Ah! Jimmy the fourth, I was there for your last two years but with the other mob.
What comes glaringly through with this thread and some others from the older generation is the humility.
We looked up to the old boys and wanted to learn from 'em.
I hear today, that quality isn't as prominent.
"I've got a degree" seems to abound amongst a good percentage of the "boys".
I guess it stems from Keating keeping kids at school and going on to uni as the norm.
The dills who are too afraid to go out into the world remain in the cloisters and study normal people to make up courses on how to get on with each other, or how to do what comes naturally most people.
Gawd, equity and diversity courses we are forced to endure at work and Occupational Health & Safety... Who's gunna stick an electric drill up his nose and pull the trigger?
Talk to tradesmen and they don't want eighteen year old apprentices because they know it all.
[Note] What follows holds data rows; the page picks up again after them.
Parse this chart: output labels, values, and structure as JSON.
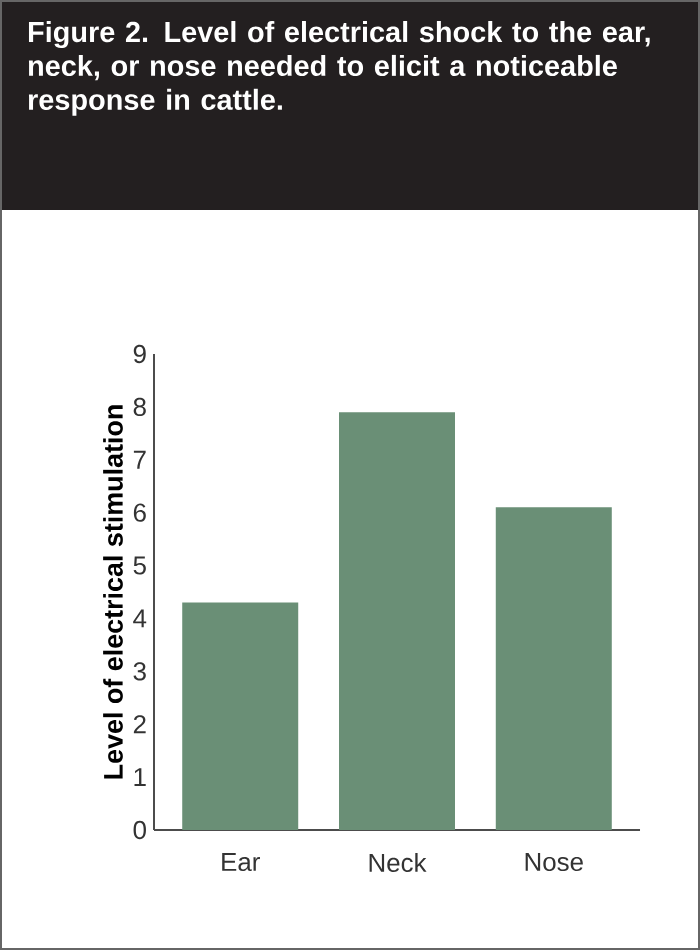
{
  "chart_data": {
    "type": "bar",
    "title": "Figure 2. Level of electrical shock to the ear, neck, or nose needed to elicit a noticeable response in cattle.",
    "ylabel": "Level of electrical stimulation",
    "categories": [
      "Ear",
      "Neck",
      "Nose"
    ],
    "values": [
      4.3,
      7.9,
      6.1
    ],
    "color": "#6a8f76",
    "ylim": [
      0,
      9
    ],
    "yticks": [
      0,
      1,
      2,
      3,
      4,
      5,
      6,
      7,
      8,
      9
    ]
  }
}
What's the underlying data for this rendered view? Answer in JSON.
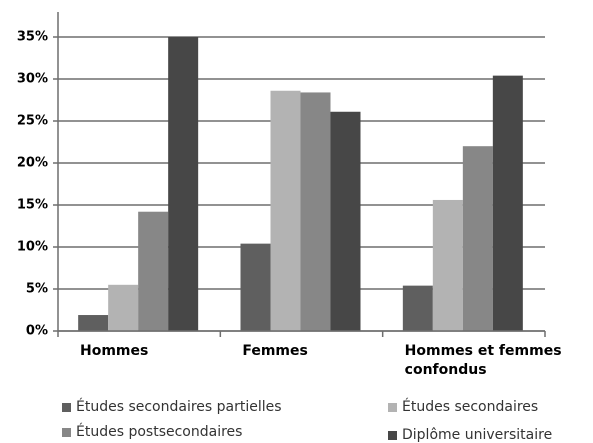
{
  "chart_data": {
    "type": "bar",
    "categories": [
      "Hommes",
      "Femmes",
      "Hommes et femmes confondus"
    ],
    "series": [
      {
        "name": "Études secondaires partielles",
        "color": "#5f5f5f",
        "values": [
          1.9,
          10.4,
          5.4
        ]
      },
      {
        "name": "Études secondaires",
        "color": "#b3b3b3",
        "values": [
          5.5,
          28.6,
          15.6
        ]
      },
      {
        "name": "Études postsecondaires",
        "color": "#878787",
        "values": [
          14.2,
          28.4,
          22.0
        ]
      },
      {
        "name": "Diplôme universitaire",
        "color": "#474747",
        "values": [
          35,
          26.1,
          30.4
        ]
      }
    ],
    "ylim": [
      0,
      35
    ],
    "yticks": [
      {
        "value": 0,
        "label": "0%"
      },
      {
        "value": 5,
        "label": "5%"
      },
      {
        "value": 10,
        "label": "10%"
      },
      {
        "value": 15,
        "label": "15%"
      },
      {
        "value": 20,
        "label": "20%"
      },
      {
        "value": 25,
        "label": "25%"
      },
      {
        "value": 30,
        "label": "30%"
      },
      {
        "value": 35,
        "label": "35%"
      }
    ],
    "grid": true,
    "legend": "bottom"
  }
}
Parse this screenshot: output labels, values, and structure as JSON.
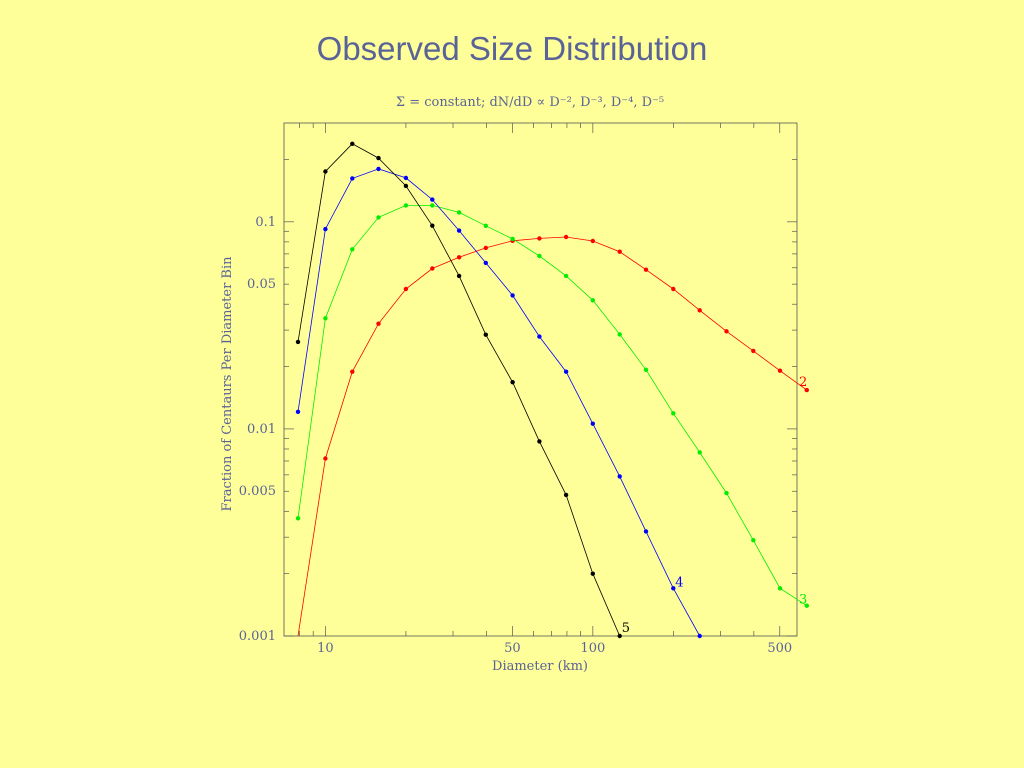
{
  "slide": {
    "title": "Observed Size Distribution"
  },
  "chart_data": {
    "type": "line",
    "subtitle": "Σ  = constant; dN/dD ∝  D⁻², D⁻³, D⁻⁴, D⁻⁵",
    "xlabel": "Diameter (km)",
    "ylabel": "Fraction of Centaurs Per Diameter Bin",
    "xscale": "log",
    "yscale": "log",
    "xlim": [
      7,
      580
    ],
    "ylim": [
      0.001,
      0.3
    ],
    "xticks": [
      10,
      50,
      100,
      500
    ],
    "xtick_labels": [
      "10",
      "50",
      "100",
      "500"
    ],
    "yticks": [
      0.001,
      0.005,
      0.01,
      0.05,
      0.1
    ],
    "ytick_labels": [
      "0.001",
      "0.005",
      "0.01",
      "0.05",
      "0.1"
    ],
    "grid": false,
    "series": [
      {
        "name": "2",
        "color": "#FF0000",
        "points": [
          [
            7.9,
            0.001
          ],
          [
            10.0,
            0.0072
          ],
          [
            12.6,
            0.0189
          ],
          [
            15.8,
            0.0322
          ],
          [
            20.0,
            0.0474
          ],
          [
            25.1,
            0.0595
          ],
          [
            31.6,
            0.0674
          ],
          [
            39.8,
            0.0748
          ],
          [
            50.1,
            0.081
          ],
          [
            63.1,
            0.0832
          ],
          [
            79.4,
            0.0845
          ],
          [
            100,
            0.0808
          ],
          [
            126,
            0.0717
          ],
          [
            158,
            0.0587
          ],
          [
            200,
            0.0474
          ],
          [
            251,
            0.0374
          ],
          [
            316,
            0.0296
          ],
          [
            398,
            0.0238
          ],
          [
            501,
            0.0191
          ],
          [
            631,
            0.0154
          ]
        ]
      },
      {
        "name": "3",
        "color": "#00EE00",
        "points": [
          [
            7.9,
            0.0037
          ],
          [
            10.0,
            0.0342
          ],
          [
            12.6,
            0.0737
          ],
          [
            15.8,
            0.105
          ],
          [
            20.0,
            0.12
          ],
          [
            25.1,
            0.12
          ],
          [
            31.6,
            0.111
          ],
          [
            39.8,
            0.0957
          ],
          [
            50.1,
            0.0827
          ],
          [
            63.1,
            0.0684
          ],
          [
            79.4,
            0.0548
          ],
          [
            100,
            0.0418
          ],
          [
            126,
            0.0286
          ],
          [
            158,
            0.0193
          ],
          [
            200,
            0.0119
          ],
          [
            251,
            0.0077
          ],
          [
            316,
            0.0049
          ],
          [
            398,
            0.0029
          ],
          [
            501,
            0.0017
          ],
          [
            631,
            0.0014
          ]
        ]
      },
      {
        "name": "4",
        "color": "#0000FF",
        "points": [
          [
            7.9,
            0.0121
          ],
          [
            10.0,
            0.0922
          ],
          [
            12.6,
            0.162
          ],
          [
            15.8,
            0.18
          ],
          [
            20.0,
            0.163
          ],
          [
            25.1,
            0.128
          ],
          [
            31.6,
            0.0907
          ],
          [
            39.8,
            0.0633
          ],
          [
            50.1,
            0.0441
          ],
          [
            63.1,
            0.0279
          ],
          [
            79.4,
            0.0189
          ],
          [
            100,
            0.0106
          ],
          [
            126,
            0.0059
          ],
          [
            158,
            0.0032
          ],
          [
            200,
            0.0017
          ],
          [
            251,
            0.001
          ]
        ]
      },
      {
        "name": "5",
        "color": "#000000",
        "points": [
          [
            7.9,
            0.0263
          ],
          [
            10.0,
            0.175
          ],
          [
            12.6,
            0.238
          ],
          [
            15.8,
            0.203
          ],
          [
            20.0,
            0.149
          ],
          [
            25.1,
            0.0958
          ],
          [
            31.6,
            0.0548
          ],
          [
            39.8,
            0.0285
          ],
          [
            50.1,
            0.0168
          ],
          [
            63.1,
            0.0087
          ],
          [
            79.4,
            0.0048
          ],
          [
            100,
            0.002
          ],
          [
            126,
            0.001
          ]
        ]
      }
    ],
    "end_labels": [
      {
        "text": "2",
        "color": "#FF0000",
        "x": 631,
        "y": 0.0158
      },
      {
        "text": "3",
        "color": "#00EE00",
        "x": 631,
        "y": 0.0014
      },
      {
        "text": "4",
        "color": "#0000FF",
        "x": 200,
        "y": 0.0017
      },
      {
        "text": "5",
        "color": "#000000",
        "x": 126,
        "y": 0.00102
      }
    ]
  }
}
Fourteen year olds are more ready to listen and learn though.
I have talked to a number of our old cronies and found that probably seventy five percent of us thought we were in the bottom ten percent of the staff;
we were sort of frauds and somehow MANAGED to scrape through checks.
Felt guilty at not knowing and remembering enough and having to swot before checks.
Yet later on some find blokes saying, "I looked up to you".
Hell I wonder if these poor buggers who are taught to let the auto pilot FMC do it all will have these discussions.
The engineers won!
Computers are doin' it all AND there's no dog needed because the pilots are educated.